The West Indies Rum Distillery sits on the beach, just a 100 or so meters above the high water line. Over the years it has expanded in all directions, its storage tanks and warehouses clearly visible against the beach to aircraft landing at nearby Bridgetown Airport and the cruise liners that dock just along the coast. This fabulous location and the family atmosphere that prevails at the distillery may have something to do with the company’s high staff retention. Of the sixty odd people who work at the distillery, over 30 years service is commonplace. Mr Harris, the Master Distiller, has worked there since 1979 and is an integral part of the fabric of the place; he even lives in the company’s beachfront house a few hundred meters from the distillery. Handy, as the distillery operates 24 hours a day and he is always on call should his expertise be needed.
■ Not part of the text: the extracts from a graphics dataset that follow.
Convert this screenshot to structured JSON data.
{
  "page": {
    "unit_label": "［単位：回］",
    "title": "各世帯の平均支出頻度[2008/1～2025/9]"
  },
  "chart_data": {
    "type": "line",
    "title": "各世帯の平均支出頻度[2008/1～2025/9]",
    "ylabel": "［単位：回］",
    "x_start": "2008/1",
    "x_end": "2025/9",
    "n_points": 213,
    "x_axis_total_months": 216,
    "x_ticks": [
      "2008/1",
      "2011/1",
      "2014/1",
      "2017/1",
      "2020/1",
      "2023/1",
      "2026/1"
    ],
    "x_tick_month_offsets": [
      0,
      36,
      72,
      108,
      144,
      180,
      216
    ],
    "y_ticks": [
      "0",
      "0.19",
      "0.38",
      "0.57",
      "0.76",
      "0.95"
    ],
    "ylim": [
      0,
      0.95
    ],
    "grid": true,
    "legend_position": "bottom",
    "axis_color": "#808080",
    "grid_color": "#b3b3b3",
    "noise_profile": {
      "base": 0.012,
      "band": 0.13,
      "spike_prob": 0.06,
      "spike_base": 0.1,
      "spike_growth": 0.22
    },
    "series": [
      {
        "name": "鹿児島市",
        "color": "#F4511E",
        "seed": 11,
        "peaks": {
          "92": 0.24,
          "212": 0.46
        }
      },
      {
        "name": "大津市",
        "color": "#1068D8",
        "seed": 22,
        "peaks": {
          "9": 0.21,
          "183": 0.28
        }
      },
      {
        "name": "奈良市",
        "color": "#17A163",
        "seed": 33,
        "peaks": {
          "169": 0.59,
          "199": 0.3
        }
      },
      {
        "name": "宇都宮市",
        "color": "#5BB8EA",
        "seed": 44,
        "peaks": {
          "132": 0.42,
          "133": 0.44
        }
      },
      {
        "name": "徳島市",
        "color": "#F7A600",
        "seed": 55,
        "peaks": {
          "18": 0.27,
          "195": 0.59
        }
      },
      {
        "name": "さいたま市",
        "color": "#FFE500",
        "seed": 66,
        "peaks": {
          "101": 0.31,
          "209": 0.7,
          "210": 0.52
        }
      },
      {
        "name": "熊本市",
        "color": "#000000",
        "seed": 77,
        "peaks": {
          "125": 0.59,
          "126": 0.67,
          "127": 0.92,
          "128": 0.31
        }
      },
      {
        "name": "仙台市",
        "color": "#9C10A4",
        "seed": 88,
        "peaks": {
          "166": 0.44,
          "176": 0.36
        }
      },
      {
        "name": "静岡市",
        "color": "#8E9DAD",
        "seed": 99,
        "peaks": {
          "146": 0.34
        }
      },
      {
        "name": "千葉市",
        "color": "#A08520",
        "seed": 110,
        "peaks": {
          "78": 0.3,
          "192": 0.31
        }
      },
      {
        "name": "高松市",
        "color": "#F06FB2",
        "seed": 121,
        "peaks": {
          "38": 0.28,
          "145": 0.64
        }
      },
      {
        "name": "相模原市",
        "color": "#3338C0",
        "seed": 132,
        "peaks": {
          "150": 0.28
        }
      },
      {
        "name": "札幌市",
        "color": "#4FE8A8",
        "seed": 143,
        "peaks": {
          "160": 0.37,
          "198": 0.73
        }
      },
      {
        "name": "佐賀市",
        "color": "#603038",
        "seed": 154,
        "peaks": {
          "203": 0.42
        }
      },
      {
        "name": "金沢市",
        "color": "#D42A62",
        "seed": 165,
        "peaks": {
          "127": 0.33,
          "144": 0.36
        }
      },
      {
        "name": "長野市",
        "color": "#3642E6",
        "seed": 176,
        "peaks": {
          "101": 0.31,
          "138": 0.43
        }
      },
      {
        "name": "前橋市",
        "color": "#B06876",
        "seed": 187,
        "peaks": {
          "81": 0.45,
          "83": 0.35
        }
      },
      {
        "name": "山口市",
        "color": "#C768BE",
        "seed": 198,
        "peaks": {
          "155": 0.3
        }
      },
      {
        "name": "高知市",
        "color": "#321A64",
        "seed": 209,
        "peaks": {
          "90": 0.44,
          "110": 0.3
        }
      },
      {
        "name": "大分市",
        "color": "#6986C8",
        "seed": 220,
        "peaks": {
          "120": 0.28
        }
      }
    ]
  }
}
Since acquiring Cockspur in 1973, Goddard Enterprises has built the brand both domestically and internationally. Within a decade of acquiring the brand, Cockspur could be found in every bar and rum shack, its standing amongst Barbadians built by sponsorship of sports events such as horse racing, sailing regattas and in particular cricket – the sport taken most seriously in the Caribbean.

In Barbados, Cockspur is known as ‘the cricketer’s rum’ and it is also the official spirit of English Test Match cricket grounds with Cockspur’s popular ‘rum shack’ present at each test match ground. Cockspur also sponsors the England and Wales Cricket Board’s Twenty 20 club tournament and sponsors the infamous ‘Barmy Army’ of loyal England cricket supporters.